Nearby mountain peaks with only small patches of snow near the Phillips Station meadow, shown shortly before the California Department of Water Resources conducted the forth media snow survey of the 2022 season at Phillips Station in the Sierra Nevada Mountains.

This winter’s climate whiplash is the latest evidence of an alarming trend all Californians have witnessed over the past decade, which has been marked by dramatic climate swings from dry to wet years, extreme temperatures in the summer and a longer and more severe wildfire season. The lesson from the past two years is clear: future water supplies can no longer be predicted based on historical patterns that no longer apply in our rapidly changing climate.
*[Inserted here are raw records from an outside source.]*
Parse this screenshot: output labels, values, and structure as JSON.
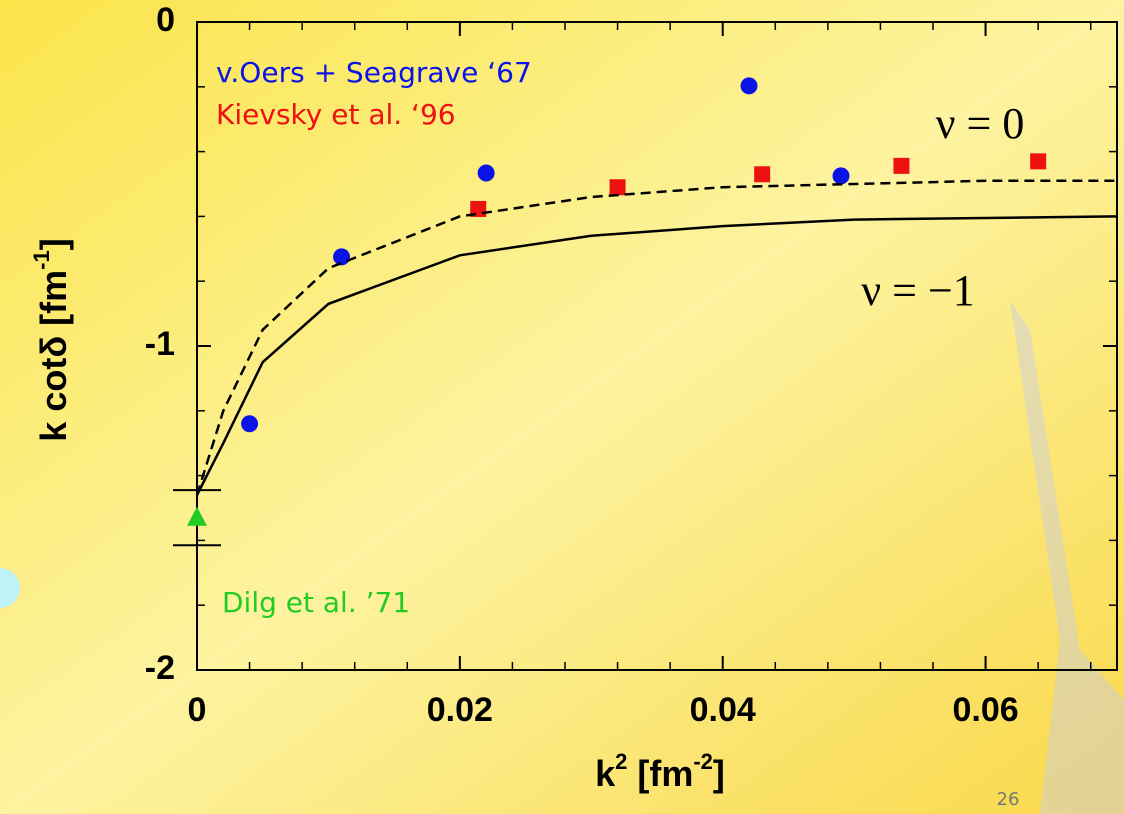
{
  "chart_data": {
    "type": "scatter",
    "x_label": [
      "k",
      "2",
      " [fm",
      "-2",
      "]"
    ],
    "y_label": [
      "k cotδ [fm",
      "-1",
      "]"
    ],
    "xlim": [
      0,
      0.07
    ],
    "ylim": [
      -2,
      0
    ],
    "xticks": [
      0,
      0.02,
      0.04,
      0.06
    ],
    "yticks": [
      -2,
      -1,
      0
    ],
    "series": [
      {
        "name": "v.Oers + Seagrave ‘67",
        "color": "#0a14e6",
        "marker": "circle",
        "x": [
          0.004,
          0.011,
          0.022,
          0.042,
          0.049
        ],
        "values": [
          -1.24,
          -0.725,
          -0.466,
          -0.197,
          -0.475
        ]
      },
      {
        "name": "Kievsky et al.  ‘96",
        "color": "#ee1111",
        "marker": "square",
        "x": [
          0.0214,
          0.032,
          0.043,
          0.0536,
          0.064
        ],
        "values": [
          -0.577,
          -0.51,
          -0.47,
          -0.444,
          -0.43
        ]
      },
      {
        "name": "Dilg et al. ’71",
        "color": "#22cc22",
        "marker": "triangle",
        "x": [
          0
        ],
        "values": [
          -1.53
        ],
        "errors": [
          0.085
        ]
      },
      {
        "name": "ν = 0",
        "color": "#000000",
        "marker": "dashed-line",
        "x": [
          0,
          0.002,
          0.005,
          0.01,
          0.02,
          0.03,
          0.04,
          0.05,
          0.06,
          0.07
        ],
        "values": [
          -1.46,
          -1.2,
          -0.95,
          -0.76,
          -0.6,
          -0.54,
          -0.51,
          -0.5,
          -0.49,
          -0.49
        ]
      },
      {
        "name": "ν = −1",
        "color": "#000000",
        "marker": "solid-line",
        "x": [
          0,
          0.002,
          0.005,
          0.01,
          0.02,
          0.03,
          0.04,
          0.05,
          0.06,
          0.07
        ],
        "values": [
          -1.46,
          -1.3,
          -1.05,
          -0.87,
          -0.72,
          -0.66,
          -0.63,
          -0.61,
          -0.605,
          -0.6
        ]
      }
    ],
    "page_number": "26"
  }
}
DWR’s Snow Surveys and Water Supply Forecasting team is meeting this challenge head on by researching and investing in tools and models that will look at the complete picture, not just the historical patterns. DWR’s forecasting and data collection teams also peer-review our methodology with academic partners including the Center for Western Water Extremes, UC Berkeley’s Central Sierra Snow Lab, and UC Davis, federal agencies such as NOAA, NASA-JPL, the National Center for Atmospheric Research (NCAR), and with local water management agencies to evaluate the best available science for monitoring and modeling changing hydrologic conditions.

As the threat of a hotter and drier climate continues to impact our water supply, DWR will continue to develop and adopt the best available science and technology to ensure that Californians have an adequate water supply, reliable flood control, and healthy ecosystems, now and in the future.